Il se rassied et se met à lire le parchemin
Mais ça alors, qu'est-ce que c'est ?
C'est sûrement une prophétie vu que tous les verbes sont au futur et une prophétie, ça peut se vendre. Bon prix.
…
Et seront face de leurs manteaux couverts
La republique par gens nouveaux vexee
Les blancs et rouges jugeront a lenvers
Éliabel qui s'est avancée avec Julien
Mais c'est le poème du père Yves que vous lisez là.
Nostradamus
Qui ça ?
Sidoine
L’abbé de Cambron.
Nostradamus
Un moine ? Un abbé ! Vous le connaissez ? Il est ici ? A Cambronne ?
Sidoine
Oui, mais à c't'heure il doit être dans la terre de Cambron. Il est sans doute mort.
Nostradamus
Ah Bon ! Il est mort. J'ai pas entendu dire que l'abbé était à l'agonie.
Sidoine
C'était il y a longtemps.
Nostradamus
Ah ! Donc il est vraiment fort mort.
Sidoine
Ben quand on est mort, c'est presque jamais à l'essai.
Nostradamus
Il y a combien de temps ?
Sidoine
Oh, ça devrait déjà être une bien vieille affaire à c't'heure.
Nostradamus
Il y a combien de temps ?
Sidoine
Oh ffff y a bien … attendez que je compte … y a bien…
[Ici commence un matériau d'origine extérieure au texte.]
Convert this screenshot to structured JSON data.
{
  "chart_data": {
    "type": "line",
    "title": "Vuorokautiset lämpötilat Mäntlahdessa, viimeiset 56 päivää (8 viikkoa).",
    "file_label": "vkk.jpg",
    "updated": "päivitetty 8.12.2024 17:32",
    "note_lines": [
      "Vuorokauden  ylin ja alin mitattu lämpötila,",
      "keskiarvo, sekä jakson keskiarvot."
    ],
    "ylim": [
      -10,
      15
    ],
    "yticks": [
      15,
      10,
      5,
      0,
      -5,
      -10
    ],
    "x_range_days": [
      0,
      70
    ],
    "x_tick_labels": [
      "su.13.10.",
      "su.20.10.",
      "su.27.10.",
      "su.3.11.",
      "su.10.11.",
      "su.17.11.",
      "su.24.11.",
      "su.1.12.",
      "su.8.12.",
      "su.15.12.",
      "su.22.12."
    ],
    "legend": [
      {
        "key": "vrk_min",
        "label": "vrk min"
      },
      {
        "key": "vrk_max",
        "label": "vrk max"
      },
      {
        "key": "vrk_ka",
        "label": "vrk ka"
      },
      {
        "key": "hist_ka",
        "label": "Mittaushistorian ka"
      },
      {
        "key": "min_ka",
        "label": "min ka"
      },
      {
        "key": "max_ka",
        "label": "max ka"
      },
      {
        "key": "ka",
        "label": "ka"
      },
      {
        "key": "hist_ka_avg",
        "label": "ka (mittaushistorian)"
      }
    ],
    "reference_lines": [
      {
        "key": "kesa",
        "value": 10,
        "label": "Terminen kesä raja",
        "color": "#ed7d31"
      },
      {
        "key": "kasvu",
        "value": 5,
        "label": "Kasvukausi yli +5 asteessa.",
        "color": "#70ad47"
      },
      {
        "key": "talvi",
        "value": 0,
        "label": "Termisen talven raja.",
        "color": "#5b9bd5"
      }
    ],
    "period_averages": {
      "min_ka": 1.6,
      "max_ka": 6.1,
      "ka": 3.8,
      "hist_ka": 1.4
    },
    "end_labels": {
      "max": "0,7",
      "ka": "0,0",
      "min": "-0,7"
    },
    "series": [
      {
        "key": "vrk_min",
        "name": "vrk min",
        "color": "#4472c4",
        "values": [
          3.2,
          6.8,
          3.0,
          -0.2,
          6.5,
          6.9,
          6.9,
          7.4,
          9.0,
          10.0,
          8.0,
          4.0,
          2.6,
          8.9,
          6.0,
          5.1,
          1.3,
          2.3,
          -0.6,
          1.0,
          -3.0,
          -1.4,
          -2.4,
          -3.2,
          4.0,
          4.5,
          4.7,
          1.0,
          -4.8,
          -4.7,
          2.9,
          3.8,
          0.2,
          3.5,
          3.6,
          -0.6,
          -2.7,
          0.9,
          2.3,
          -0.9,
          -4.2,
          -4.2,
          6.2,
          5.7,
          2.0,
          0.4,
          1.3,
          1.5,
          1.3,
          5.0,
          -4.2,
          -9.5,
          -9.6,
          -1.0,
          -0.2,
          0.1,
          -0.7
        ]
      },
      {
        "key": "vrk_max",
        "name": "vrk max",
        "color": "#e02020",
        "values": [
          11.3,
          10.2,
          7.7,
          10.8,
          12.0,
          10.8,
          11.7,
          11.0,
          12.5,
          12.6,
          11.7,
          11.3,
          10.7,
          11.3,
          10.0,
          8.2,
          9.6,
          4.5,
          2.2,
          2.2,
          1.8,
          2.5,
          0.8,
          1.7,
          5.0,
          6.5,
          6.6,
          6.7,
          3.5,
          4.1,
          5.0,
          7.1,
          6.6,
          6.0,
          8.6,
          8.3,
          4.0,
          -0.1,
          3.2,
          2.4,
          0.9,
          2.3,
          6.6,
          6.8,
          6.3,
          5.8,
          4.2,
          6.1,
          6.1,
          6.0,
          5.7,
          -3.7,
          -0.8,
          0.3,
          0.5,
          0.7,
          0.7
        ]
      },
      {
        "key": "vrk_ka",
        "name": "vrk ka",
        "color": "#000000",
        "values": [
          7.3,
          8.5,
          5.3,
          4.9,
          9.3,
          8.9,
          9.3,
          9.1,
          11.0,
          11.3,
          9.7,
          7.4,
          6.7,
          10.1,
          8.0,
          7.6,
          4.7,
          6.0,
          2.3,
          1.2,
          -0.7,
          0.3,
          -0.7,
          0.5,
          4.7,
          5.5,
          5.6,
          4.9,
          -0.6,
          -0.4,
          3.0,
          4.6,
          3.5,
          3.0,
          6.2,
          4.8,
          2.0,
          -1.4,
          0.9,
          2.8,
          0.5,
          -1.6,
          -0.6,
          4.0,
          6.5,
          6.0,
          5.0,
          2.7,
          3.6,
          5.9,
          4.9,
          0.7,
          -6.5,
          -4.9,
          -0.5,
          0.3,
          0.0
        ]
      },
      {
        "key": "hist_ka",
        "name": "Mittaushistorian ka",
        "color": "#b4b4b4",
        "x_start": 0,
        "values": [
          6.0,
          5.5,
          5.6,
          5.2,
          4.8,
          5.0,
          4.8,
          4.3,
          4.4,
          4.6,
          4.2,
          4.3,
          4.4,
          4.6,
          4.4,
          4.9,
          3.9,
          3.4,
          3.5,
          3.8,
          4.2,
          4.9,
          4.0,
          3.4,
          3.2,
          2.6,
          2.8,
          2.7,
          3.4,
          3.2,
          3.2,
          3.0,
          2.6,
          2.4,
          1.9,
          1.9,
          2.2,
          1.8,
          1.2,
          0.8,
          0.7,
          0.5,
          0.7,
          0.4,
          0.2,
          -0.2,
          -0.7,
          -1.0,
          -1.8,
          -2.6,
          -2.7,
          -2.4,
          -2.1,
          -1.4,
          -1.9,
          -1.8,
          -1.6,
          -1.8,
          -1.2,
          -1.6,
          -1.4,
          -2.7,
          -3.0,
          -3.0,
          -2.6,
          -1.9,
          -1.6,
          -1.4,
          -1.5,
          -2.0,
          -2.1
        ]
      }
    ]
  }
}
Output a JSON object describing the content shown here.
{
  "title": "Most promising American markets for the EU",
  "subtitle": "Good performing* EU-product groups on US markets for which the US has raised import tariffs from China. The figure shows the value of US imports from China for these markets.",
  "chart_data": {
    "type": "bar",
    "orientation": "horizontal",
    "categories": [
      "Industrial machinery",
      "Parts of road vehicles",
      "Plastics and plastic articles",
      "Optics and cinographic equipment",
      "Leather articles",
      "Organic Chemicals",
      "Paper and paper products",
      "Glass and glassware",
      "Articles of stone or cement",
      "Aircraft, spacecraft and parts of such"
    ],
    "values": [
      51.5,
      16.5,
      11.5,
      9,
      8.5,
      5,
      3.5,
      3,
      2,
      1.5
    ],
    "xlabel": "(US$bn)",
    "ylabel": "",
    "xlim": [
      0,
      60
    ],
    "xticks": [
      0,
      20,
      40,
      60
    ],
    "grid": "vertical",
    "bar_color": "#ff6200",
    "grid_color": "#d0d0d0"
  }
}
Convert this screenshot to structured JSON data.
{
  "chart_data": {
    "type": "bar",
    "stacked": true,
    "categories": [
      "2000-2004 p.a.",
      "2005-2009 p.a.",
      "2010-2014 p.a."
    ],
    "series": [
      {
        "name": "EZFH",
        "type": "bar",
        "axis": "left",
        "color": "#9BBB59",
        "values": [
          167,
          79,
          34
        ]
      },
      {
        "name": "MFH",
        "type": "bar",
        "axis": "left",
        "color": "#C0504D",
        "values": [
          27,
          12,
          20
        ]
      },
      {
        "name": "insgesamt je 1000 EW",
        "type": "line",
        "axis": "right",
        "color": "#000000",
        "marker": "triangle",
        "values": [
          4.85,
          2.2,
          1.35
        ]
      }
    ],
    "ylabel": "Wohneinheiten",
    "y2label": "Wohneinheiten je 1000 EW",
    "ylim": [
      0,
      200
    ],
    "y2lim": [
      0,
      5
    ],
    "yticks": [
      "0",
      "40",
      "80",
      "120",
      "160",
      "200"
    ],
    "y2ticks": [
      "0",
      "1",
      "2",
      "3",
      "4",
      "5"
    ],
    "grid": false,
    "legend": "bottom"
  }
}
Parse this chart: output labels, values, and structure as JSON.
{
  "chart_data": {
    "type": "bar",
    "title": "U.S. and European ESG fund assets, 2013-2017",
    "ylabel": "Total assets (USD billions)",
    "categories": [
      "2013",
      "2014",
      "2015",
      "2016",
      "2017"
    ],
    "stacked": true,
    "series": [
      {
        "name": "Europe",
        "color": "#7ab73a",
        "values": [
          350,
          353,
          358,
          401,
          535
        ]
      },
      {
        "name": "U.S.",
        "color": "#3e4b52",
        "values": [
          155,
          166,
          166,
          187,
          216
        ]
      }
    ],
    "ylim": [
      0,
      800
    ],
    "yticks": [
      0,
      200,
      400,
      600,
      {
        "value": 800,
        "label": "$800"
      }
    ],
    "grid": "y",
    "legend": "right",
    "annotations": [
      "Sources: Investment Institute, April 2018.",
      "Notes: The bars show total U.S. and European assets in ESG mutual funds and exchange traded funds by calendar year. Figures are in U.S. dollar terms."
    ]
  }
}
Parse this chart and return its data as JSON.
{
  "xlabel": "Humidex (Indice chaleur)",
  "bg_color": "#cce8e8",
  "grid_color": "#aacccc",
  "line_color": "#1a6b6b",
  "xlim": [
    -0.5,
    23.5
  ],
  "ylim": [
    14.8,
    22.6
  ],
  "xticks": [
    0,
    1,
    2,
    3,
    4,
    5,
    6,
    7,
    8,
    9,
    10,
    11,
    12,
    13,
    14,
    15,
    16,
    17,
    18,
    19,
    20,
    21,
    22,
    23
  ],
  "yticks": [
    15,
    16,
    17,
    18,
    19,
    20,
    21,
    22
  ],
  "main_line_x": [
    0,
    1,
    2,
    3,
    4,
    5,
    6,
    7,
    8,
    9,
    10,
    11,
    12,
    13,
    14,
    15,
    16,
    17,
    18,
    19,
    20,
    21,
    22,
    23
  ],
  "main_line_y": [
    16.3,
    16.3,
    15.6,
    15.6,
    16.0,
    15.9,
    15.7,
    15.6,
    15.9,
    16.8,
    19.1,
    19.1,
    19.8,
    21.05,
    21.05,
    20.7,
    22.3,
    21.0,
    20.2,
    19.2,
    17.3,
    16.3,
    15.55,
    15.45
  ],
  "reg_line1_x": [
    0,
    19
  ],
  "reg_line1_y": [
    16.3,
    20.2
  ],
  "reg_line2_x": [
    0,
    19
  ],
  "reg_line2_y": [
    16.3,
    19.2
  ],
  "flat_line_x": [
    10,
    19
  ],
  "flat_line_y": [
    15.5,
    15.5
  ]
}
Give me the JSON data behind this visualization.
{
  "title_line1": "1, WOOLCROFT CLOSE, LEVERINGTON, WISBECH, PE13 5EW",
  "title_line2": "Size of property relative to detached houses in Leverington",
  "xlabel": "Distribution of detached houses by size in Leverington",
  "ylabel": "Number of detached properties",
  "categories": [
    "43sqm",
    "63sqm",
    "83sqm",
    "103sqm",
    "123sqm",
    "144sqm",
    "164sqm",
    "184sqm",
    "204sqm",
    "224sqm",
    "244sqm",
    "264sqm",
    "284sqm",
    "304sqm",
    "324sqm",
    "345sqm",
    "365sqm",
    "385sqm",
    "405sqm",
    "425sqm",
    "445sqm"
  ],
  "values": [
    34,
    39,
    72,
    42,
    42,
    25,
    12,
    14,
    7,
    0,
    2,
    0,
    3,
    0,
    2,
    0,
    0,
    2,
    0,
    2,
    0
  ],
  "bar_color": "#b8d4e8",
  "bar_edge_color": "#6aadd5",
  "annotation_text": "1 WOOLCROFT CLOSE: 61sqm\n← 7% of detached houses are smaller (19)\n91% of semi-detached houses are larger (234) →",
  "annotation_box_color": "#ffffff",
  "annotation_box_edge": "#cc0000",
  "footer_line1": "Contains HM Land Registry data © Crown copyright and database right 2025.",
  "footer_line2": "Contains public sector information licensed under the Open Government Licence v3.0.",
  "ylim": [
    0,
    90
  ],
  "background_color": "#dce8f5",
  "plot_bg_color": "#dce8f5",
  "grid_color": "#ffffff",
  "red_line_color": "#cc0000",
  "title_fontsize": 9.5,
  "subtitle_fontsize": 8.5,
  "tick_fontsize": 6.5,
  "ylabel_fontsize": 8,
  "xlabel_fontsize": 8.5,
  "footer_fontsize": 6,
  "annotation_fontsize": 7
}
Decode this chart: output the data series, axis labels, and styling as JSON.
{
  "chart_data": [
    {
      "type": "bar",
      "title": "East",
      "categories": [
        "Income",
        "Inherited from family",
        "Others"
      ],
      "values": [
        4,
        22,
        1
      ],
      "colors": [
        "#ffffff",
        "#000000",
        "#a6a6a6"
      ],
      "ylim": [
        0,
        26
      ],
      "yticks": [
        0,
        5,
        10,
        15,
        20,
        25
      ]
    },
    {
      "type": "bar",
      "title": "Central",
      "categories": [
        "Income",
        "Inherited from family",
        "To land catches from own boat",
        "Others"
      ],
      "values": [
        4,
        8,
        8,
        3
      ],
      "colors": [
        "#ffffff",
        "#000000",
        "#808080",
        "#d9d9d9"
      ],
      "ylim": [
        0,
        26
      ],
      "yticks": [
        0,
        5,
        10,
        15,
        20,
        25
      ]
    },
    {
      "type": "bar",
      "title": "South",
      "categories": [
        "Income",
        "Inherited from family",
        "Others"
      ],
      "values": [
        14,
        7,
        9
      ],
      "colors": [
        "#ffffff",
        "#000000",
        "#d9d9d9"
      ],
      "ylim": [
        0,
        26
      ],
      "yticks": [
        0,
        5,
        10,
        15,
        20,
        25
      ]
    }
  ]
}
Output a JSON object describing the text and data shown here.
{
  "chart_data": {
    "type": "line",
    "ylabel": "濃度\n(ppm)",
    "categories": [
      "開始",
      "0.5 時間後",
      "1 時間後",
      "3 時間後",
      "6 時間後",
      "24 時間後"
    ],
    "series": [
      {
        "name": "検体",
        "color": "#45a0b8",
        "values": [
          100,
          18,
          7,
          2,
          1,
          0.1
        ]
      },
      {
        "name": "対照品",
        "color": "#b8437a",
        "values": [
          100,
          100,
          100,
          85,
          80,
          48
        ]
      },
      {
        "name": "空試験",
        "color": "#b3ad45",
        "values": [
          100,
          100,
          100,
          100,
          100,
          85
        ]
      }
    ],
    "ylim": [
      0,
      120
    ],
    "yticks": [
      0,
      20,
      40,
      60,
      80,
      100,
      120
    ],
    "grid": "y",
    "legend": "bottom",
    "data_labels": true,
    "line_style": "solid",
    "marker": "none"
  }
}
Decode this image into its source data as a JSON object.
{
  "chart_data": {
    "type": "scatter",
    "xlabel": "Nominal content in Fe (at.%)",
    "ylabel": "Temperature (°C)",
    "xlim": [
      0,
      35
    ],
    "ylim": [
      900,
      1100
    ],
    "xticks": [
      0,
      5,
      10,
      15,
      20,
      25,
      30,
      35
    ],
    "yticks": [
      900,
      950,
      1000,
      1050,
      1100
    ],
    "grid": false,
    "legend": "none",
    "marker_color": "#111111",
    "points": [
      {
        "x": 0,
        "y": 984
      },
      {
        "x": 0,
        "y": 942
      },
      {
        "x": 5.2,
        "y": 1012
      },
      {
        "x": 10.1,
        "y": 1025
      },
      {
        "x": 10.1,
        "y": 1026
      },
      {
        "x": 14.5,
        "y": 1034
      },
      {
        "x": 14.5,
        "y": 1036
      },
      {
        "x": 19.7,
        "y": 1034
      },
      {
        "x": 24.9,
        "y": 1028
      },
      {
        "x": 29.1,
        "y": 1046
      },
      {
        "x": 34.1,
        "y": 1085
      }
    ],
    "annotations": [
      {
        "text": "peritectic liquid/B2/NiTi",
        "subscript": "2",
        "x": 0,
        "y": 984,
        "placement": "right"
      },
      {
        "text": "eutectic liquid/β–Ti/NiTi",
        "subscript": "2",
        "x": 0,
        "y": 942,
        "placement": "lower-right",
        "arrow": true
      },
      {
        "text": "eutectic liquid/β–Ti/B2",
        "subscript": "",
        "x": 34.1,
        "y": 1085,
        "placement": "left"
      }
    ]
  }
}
Les jeunes lui soufflent peu discrètement
Au moins 210 ans.
Sidoine discrètement aux jeunes
Hein ?
Nostradamus
Réponds ! Depuis combien d'années est-il mort ? Pour moi, ça a une certaine importance.
Sidoine entre les dents
Oh ffff y a bien … z'ans…
Les jeunes soufflent
210 ans
Sidoine aux jeunes
Hein ?
Nostradamus
Réponds clairement !
Sidoine
Comme qui dirait 210 ans.
Nostradamus
Hé bé … Il y a plus de 200 ans qu’il est mort … très bien ! Très intéressant ! Y a plus de droits à payer.
Une minute. Je me souviens que tu m'avais parlé d'un autre père Yves.
Sidoine
Non, c'est le même.
Nostradamus
Ah ! J'avais cru comprendre que tu l'avais connu. Oh Peuchère, comme on peut se tromper …
Sidoine
À propos, vous ne sauriez pas par hasard où on trouve un médecin par ici ?
Nostradamus
Un médicin ?
Sidoine
Oui, un médecin, un soigneur de malades.
Nostradamus
Toi tu cherches un médicin ?
Sidoine
Oui.
Nostradamus
Pour quoi faire ?
Sidoine
Pour guérir quelqu'un, tiens ! Vous en connaîtriez pas un ? Un moderne.
Nostradamus
Té, JE suis médicin.
Sidoine
Vous, vous êtes médecin ?
Alleyalley ! Si vous êtes médecin, moi je veux bien devenir l'âne d'une maquerelle.
Nostradamus
Je suis le plus grand médicin du monde.
Sidoine
C'est difficile à croire. Le plus grand médecin … oufti !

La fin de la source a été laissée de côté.